Rapprochement avec le Front National : la droite tourangelle en voie de radicalisation ?

Le 7 janvier au soir, l’élue LR Cécile Chevillard a participé à un débat « amical » avec l’élu d’extrême-droite Stanislas de La Ruffie. Le collectif à l’initiative de ce débat s’était fait connaître en organisant la « Convention de la droite », pendant laquelle Eric Zemmour avait éructé des propos ouvertement racistes.

« Que veut dire : être un élu local de droite ? » C’est la question apparemment banale autour de laquelle le conseiller régional Stanislas de La Ruffie et l’ajointe municipale à l’éducation Cécile Chevillard ont débattu le mardi 7 janvier au soir, dans un bar branché du centre ville de Tours [1]. La Ruffie s’est ensuite déclaré « ravi d’avoir pu débattre amicalement avec des élus locaux LR, sur la politique locale, nos actions réciproques, la droite, la pensée unique, l’écologie, nos convergences... ».

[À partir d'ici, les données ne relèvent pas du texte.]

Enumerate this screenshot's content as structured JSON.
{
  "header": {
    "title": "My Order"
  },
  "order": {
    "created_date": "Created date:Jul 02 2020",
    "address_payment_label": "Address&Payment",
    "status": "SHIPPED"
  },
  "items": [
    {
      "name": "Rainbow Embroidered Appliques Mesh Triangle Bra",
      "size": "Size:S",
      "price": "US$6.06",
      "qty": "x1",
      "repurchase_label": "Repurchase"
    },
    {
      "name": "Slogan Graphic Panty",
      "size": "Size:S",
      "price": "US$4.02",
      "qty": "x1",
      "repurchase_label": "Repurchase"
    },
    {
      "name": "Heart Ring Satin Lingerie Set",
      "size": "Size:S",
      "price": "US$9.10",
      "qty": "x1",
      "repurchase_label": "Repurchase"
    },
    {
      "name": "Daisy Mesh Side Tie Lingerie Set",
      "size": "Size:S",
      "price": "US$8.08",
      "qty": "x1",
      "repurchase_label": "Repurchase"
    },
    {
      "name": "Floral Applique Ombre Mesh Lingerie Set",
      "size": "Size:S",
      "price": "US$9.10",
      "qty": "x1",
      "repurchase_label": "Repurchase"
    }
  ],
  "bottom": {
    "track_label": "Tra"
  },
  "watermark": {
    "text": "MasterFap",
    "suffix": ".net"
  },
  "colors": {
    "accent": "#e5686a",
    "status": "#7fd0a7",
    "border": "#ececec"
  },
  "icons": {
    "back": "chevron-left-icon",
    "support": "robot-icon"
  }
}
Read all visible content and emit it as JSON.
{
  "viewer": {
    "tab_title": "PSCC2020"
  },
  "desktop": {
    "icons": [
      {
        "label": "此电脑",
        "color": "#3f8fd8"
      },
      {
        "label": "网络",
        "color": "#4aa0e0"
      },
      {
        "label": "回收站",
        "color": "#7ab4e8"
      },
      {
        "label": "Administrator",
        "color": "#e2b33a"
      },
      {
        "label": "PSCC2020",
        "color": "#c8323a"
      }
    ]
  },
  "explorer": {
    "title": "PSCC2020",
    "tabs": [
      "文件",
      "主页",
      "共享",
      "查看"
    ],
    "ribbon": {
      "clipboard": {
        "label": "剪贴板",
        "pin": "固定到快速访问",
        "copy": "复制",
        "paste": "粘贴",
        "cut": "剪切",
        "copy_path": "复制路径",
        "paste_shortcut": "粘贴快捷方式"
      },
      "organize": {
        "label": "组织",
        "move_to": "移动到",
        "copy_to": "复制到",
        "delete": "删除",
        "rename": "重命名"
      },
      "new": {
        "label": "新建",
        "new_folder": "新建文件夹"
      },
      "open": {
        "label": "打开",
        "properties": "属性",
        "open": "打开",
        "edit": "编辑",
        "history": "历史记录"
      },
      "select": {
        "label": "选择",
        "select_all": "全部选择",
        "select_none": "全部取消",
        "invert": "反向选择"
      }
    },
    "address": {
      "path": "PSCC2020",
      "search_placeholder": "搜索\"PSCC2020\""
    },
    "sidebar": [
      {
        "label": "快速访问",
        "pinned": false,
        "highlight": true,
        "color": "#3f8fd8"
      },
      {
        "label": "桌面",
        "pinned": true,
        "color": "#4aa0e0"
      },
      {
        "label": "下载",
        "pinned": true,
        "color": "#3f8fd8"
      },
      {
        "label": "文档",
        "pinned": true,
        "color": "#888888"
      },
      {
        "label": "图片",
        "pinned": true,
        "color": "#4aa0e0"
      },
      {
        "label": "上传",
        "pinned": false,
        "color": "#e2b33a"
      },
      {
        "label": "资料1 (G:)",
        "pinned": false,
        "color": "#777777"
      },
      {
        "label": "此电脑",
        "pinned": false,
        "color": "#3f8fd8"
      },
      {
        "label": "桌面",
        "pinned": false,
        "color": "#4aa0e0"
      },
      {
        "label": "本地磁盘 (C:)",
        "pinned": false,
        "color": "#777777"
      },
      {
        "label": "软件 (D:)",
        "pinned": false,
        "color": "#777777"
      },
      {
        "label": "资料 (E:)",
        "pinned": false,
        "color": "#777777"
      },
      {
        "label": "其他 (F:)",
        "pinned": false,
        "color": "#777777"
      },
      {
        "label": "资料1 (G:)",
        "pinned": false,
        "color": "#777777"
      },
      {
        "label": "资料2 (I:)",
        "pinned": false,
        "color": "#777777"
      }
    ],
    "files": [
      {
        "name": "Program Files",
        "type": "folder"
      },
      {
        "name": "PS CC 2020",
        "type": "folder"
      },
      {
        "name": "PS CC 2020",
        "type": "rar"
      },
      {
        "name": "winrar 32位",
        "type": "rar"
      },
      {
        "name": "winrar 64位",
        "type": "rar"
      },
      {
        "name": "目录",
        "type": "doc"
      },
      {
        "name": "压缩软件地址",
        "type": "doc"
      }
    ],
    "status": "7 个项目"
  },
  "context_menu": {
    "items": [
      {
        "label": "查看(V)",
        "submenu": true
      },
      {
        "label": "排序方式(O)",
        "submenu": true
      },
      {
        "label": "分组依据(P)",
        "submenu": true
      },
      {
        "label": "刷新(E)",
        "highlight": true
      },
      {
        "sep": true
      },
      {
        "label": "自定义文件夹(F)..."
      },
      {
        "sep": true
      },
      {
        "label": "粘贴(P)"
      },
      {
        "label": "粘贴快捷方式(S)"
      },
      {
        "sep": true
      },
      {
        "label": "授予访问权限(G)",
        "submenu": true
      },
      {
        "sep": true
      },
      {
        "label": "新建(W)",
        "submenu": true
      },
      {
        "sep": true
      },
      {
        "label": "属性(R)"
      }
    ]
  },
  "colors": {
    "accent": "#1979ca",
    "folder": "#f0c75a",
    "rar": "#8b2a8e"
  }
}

Le débat était organisé par l’antenne régionale de Racines d’Avenir, qui se présente comme « le mouvement politique de la jeunesse conservatrice, entrepreneuriale & populaire », et est surtout connu pour avoir participé à l’organisation de la « Convention de la droite ». L’événement s’est déroulé le 28 septembre dernier, à Paris. À l’invitation de différents collectifs et médias d’extrême-droite (dont Racines d’Avenir), Robert Ménard, Marion Maréchal-Le Pen, Eric Zemmour et autres « personnalités » se sont succédées au micro pour dégueuler leur haine des musulmans, à tel point que le parquet de Paris a décidé d’ouvrir une enquête pour « injures publiques » et « provocation publique à la discrimination, la haine ou la violence » suite aux propos du chroniqueur sur l’islam et l’immigration.

La ligne rouge

Suite à cet événement, le président de Racines d’Avenir, Erik Tegnér, avait été exclu du parti Les Républicains. Dans les pages du magazine d’extrême-droite Valeurs Actuelles [2], Tegnér expliquait avoir été exclu à la suite d’un « procès stalinien ». D’après lui, s’il a été exclu, c’est parce que « la ligne rouge n’est plus seulement une alliance concrète sur le terrain avec le RN (...), mais simplement un dialogue avec des personnalités de la droite dite hors les murs » [3].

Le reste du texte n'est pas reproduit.